The Japanese sculptor is convinced about this point: “This temple should not be the cathedral of Barcelona, which already has one a few blocks away, but the cathedral of all Europe. Europe is a new country and it will need a new church to represent the continent’s common destiny.”
But the true cathedral, explains Etsuro Sotoo, “is within us. Building the church means building ourselves. The Sagrada Familia would not be here before our eyes unless its foundations were sunk deep within us. It is thanks to these foundations that the church of stone can be built. If we build man, the cathedral is already complete.

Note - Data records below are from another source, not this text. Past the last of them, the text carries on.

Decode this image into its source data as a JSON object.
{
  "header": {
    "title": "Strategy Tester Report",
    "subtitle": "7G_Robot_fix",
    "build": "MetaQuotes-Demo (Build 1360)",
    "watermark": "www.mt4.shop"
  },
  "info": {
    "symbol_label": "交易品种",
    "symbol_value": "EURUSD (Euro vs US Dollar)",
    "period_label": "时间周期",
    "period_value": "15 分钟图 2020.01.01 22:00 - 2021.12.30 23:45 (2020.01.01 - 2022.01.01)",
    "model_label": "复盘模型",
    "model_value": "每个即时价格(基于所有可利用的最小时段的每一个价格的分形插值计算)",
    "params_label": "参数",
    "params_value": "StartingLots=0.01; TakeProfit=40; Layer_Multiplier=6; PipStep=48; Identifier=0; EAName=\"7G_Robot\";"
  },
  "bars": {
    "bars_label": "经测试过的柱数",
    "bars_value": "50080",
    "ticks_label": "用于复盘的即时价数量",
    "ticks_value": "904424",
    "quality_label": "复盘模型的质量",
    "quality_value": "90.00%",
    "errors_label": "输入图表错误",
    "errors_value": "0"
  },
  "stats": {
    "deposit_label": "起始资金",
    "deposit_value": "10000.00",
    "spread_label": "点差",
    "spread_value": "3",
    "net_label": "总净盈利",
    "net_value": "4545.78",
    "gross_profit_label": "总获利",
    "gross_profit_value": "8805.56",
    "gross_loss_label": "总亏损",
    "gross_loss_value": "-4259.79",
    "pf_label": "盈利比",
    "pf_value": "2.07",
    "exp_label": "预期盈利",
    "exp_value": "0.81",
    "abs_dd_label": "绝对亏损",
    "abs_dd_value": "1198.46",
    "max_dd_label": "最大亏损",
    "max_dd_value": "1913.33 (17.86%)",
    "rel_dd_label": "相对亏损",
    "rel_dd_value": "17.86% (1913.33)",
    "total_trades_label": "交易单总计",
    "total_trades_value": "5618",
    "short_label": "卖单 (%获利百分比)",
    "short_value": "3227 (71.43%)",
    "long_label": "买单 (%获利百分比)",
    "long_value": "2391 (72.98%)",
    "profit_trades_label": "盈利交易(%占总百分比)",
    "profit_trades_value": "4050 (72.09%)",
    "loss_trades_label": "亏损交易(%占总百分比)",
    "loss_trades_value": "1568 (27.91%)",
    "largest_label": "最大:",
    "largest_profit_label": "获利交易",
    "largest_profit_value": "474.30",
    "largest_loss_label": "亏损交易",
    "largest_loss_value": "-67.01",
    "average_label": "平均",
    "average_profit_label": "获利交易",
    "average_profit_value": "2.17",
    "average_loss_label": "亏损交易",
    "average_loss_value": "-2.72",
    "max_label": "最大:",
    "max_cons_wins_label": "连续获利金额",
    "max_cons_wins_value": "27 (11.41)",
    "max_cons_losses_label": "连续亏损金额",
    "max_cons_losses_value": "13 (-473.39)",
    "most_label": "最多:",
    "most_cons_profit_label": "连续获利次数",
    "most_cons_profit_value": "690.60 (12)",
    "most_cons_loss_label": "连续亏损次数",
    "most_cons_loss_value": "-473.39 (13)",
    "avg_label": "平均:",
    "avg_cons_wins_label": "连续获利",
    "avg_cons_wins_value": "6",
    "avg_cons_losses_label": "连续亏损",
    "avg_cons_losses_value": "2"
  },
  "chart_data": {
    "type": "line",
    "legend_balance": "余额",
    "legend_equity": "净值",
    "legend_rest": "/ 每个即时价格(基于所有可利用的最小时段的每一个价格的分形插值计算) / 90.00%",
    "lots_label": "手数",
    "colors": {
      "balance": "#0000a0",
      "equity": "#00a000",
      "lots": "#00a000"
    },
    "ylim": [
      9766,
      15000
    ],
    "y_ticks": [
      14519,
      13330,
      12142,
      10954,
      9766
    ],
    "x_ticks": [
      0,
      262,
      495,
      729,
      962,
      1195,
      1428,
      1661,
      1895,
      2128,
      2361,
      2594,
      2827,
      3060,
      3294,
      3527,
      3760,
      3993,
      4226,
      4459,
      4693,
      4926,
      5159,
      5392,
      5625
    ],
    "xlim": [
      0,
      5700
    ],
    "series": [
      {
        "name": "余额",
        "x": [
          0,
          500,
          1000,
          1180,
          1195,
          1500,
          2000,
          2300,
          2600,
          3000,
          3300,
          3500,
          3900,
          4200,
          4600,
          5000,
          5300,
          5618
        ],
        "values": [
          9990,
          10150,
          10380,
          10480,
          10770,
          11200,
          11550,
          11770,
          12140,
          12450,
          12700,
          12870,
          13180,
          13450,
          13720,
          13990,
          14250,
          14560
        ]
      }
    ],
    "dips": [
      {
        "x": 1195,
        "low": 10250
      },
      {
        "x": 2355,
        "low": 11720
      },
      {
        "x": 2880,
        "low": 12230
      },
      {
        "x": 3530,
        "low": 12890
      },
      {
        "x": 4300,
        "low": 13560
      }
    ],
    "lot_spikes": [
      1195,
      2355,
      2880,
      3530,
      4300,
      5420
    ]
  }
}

It is as if the Sagrada Familia were complete, because it already conveys faith. No one can know what the future of this church will be. It might even be that when the high-speed trains run underneath it, as planned, it will suddenly collapse. Then we will have to start building it again from scratch.”

Something new
The Sagrada Familia is certainly not a new discovery. In recent years, a number of excellent studies have come out. But today in Barcelona there is something new. What attracts people is not just the fact that they have found this brilliant architect who, exceptionally, was a Catholic. And it is not only the glamour of trying to decipher its exuberant symbolism and its enigmatic culture. Says Diego Giordani, “There’s something Sotoo told me the first time we met: ‘You should help me finish the Sagrada Familia.’ I was astonished: ‘Us? You’re joking!’ We had a big laugh and the thing ended there. Today, I realize that everything that’s happening around the building is also helping to complete the temple. I see the people coming here; many of them have changed. And we’ve changed, too. Before I met Sotoo, I’d been in Barcelona for ten years, but I always thought of the Sagrada Familia as a kind of Disneyland–all tourism and bustle. Instead, at a certain point, I realized that I was fascinated not with the cultural or artistic aspects of the church, which you may or may not respond to, but with the change in man made possible by looking at this church through Sotoo’s eyes, through Gaudí’s eyes.”
As Chiara Curti says: “When you see someone who does something great, you wonder, ‘What sort of person is he? I want to be like him.’ This exhibition can teach you to create something that has nothing to do with Europe or the Expiatory Temple of Barcelona–for example, a family, a true friendship, or a business.”